Serverless Data Analytics On AWS (CloudTrail + S3 Data Lake + Athena + QuickSight)
‘Cloud Computing’ is on the rise and it is not a ‘new talk of the town’. And Serverless Architecture is one big hype! Without the hassle of managing and maintaining underlying physical architectures, it provides secure, durable and reliable source for storage of data and its security.
AWS, GCP, Azure has their fan-following and faith. According to a report in 2022 by Statistia, AWS stands as the leader with 33% and Azure with 21% and GCP with 8%.
When we talk of Server-less, AWS has a lot to offer from storage services to query services and visualisation options from data analytics perspective.
Analysing CloudTrail logs using Athena and Quicksight
In this, I have written on my practical on how Cloudtrail logs can be used to run SQL queries directly on the data in S3 without having to copy or move the data from its location. And finally, we are going to make use of Amazon QuickSight to create a really simple, introductory viz. for our API logs around the console.
- Creating CloudTrail
Using my Admin credentials for AWS Console, I created a Cloudtrail for data, management and insight events. It was storing data in a new, default created S3 bucket. By default, CloudTrail Lake is a multi-region service and enables you to log each and every API action on the console.
Do try exploring the Cloudtrail S3 bucket created, you can see folders organised for logs from data, insights and management. Also as a sub division, you can also see region data. This is a quite managed service for log-keeping across different accounts in an AWS organization.
2. Creating an IAM user
Next, you have to create a secondary (IAM) user. This step is kind of what you want to choose. You can have your user created with any access to log their actions. Remember, in AWS every action or every click is an API call. My user name was ‘raf’ and was created with a custom password and granted him full EC2 and S3 access.
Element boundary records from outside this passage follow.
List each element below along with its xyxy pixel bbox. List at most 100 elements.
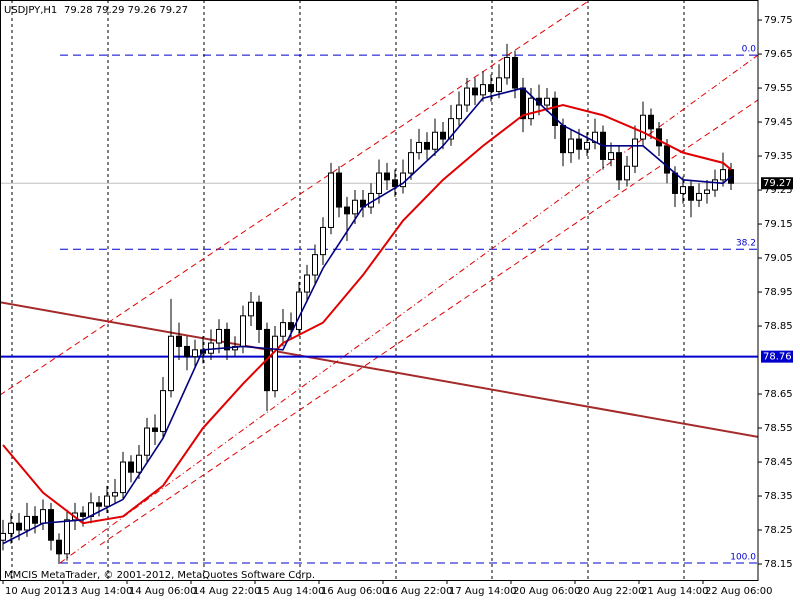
trend-line [0,0,591,396]
candle-body [384,172,390,181]
y-tick-label: 79.15 [764,219,793,230]
candle-body [8,522,14,534]
candle-body [280,322,286,337]
y-tick-label: 79.75 [764,15,793,26]
fib-label: 38.2 [736,239,756,249]
candle-body [296,291,302,330]
plot-area [0,0,758,580]
trend-line [99,99,758,546]
candle-body [680,186,686,194]
trend-line [0,301,758,438]
candle-body [656,128,662,147]
candle-body [512,56,518,89]
candle-body [416,141,422,154]
candle-body [624,165,630,181]
candle-body [64,519,70,555]
candle-body [720,169,726,181]
candle-body [208,342,214,354]
candle-body [248,301,254,317]
x-tick-label: 20 Aug 06:00 [513,586,580,597]
candle-body [368,192,374,208]
price-label-box [761,177,793,190]
candle-body [424,141,430,150]
candle-body [40,509,46,524]
candle-body [328,172,334,228]
candle-body [472,87,478,96]
candle-body [576,138,582,150]
candle-body [664,145,670,174]
candle-body [640,114,646,140]
y-tick-label: 78.25 [764,525,793,536]
price-label: 79.27 [763,178,792,189]
y-tick-label: 79.05 [764,253,793,264]
overlay: USDJPY,H1 79.28 79.29 79.26 79.27 MMCIS … [4,5,756,581]
candle-body [312,254,318,276]
candle-body [128,461,134,473]
candle-body [448,118,454,140]
x-tick-label: 21 Aug 14:00 [641,586,708,597]
footer: MMCIS MetaTrader, © 2001-2012, MetaQuote… [4,570,315,581]
candle-body [616,152,622,181]
candle-body [496,77,502,92]
x-tick-label: 14 Aug 22:00 [193,586,260,597]
candle-body [432,131,438,150]
candle-body [544,97,550,106]
x-tick-label: 13 Aug 14:00 [65,586,132,597]
x-tick-label: 15 Aug 14:00 [257,586,324,597]
candle-body [0,532,6,541]
candle-body [176,335,182,347]
candle-body [456,104,462,120]
x-tick-label: 22 Aug 06:00 [705,586,772,597]
candle-body [152,427,158,432]
candle-body [672,172,678,194]
candle-body [288,322,294,330]
price-label: 78.76 [763,352,792,363]
candle-body [168,335,174,392]
y-tick-label: 79.45 [764,117,793,128]
candle-body [304,274,310,293]
candle-body [224,328,230,351]
candle-body [320,226,326,256]
candle-body [464,87,470,106]
candle-body [336,172,342,208]
candle-body [344,206,350,215]
candle-body [584,141,590,150]
y-tick-label: 78.85 [764,321,793,332]
x-tick-label: 14 Aug 06:00 [129,586,196,597]
candle-body [16,522,22,531]
candle-body [112,492,118,497]
candle-body [704,189,710,194]
candle-body [712,179,718,191]
moving-average [2,104,732,525]
candle-body [408,152,414,174]
candle-body [560,124,566,154]
candle-body [608,152,614,160]
candle-body [696,192,702,201]
fib-label: 0.0 [742,45,757,55]
x-tick-label: 10 Aug 2012 [5,586,69,597]
y-tick-label: 79.35 [764,151,793,162]
candle-body [376,172,382,194]
fib-label: 100.0 [730,553,756,563]
candle-body [440,131,446,140]
candle-body [552,97,558,126]
candle-body [32,515,38,524]
candle-body [256,301,262,330]
candle-body [528,97,534,120]
y-tick-label: 78.95 [764,287,793,298]
candle-body [192,349,198,358]
candle-body [216,328,222,344]
y-tick-label: 78.65 [764,389,793,400]
candle-body [632,138,638,167]
candle-body [104,495,110,507]
candle-body [48,509,54,541]
candle-body [392,179,398,188]
y-tick-label: 79.25 [764,185,793,196]
x-tick-label: 20 Aug 22:00 [577,586,644,597]
y-tick-label: 78.15 [764,559,793,570]
y-tick-label: 78.35 [764,491,793,502]
candle-body [120,461,126,494]
candle-body [160,390,166,432]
3. Putting ‘raf’ to action
Log in as your IAM user and perform some actions. Remember, you have FULL ACCESS TO EC2 AND S3, *smirks*!
To have some good logs, I created a temporary EC2 instance and had a user data for a static webpage. After sometime, I deleted the instance and logged off the user, to put back my ‘Admin’ cap into action.
4. Creating Athena query service
Access the Event history for the Cloudtrail you created and you can see the logs there. Create an Athena table by referring to the same S3 table that was created your Cloudtrail logs. When using Athena for the first time, you need to configure a few settings for setting up a S3 table where your query results are stored, by default one is created and that can be selected.
A simple Query sample:
SELECT *
FROM
<athena table name>
WHERE
awsregion = ‘us-east-1’ AND
useragent LIKE ‘%console%’;
Note: You can see Athena table and Athena query results table using S3 service.
5. Lets log using Quicksight
You will have to set up an Athena subscription if you are a new user, and also authorise to access your S3 Athena buckets. Select your bucket and you can filter your initial viz. based on any field from the S3 Athena bucket, like ‘eventname’ , ‘awsregion’ and many.
You can also have custom sql like the one above, and have your viz. created accordingly. Also, several other visual types can also be explored like pie chart and line charts and many others.
Conclusion
The above was quite a basic and exploratory of what AWS has to offer to its users from Data Analytics perspective. Also, please stay alarmed while working on AWS services as not all are included in the free-tier.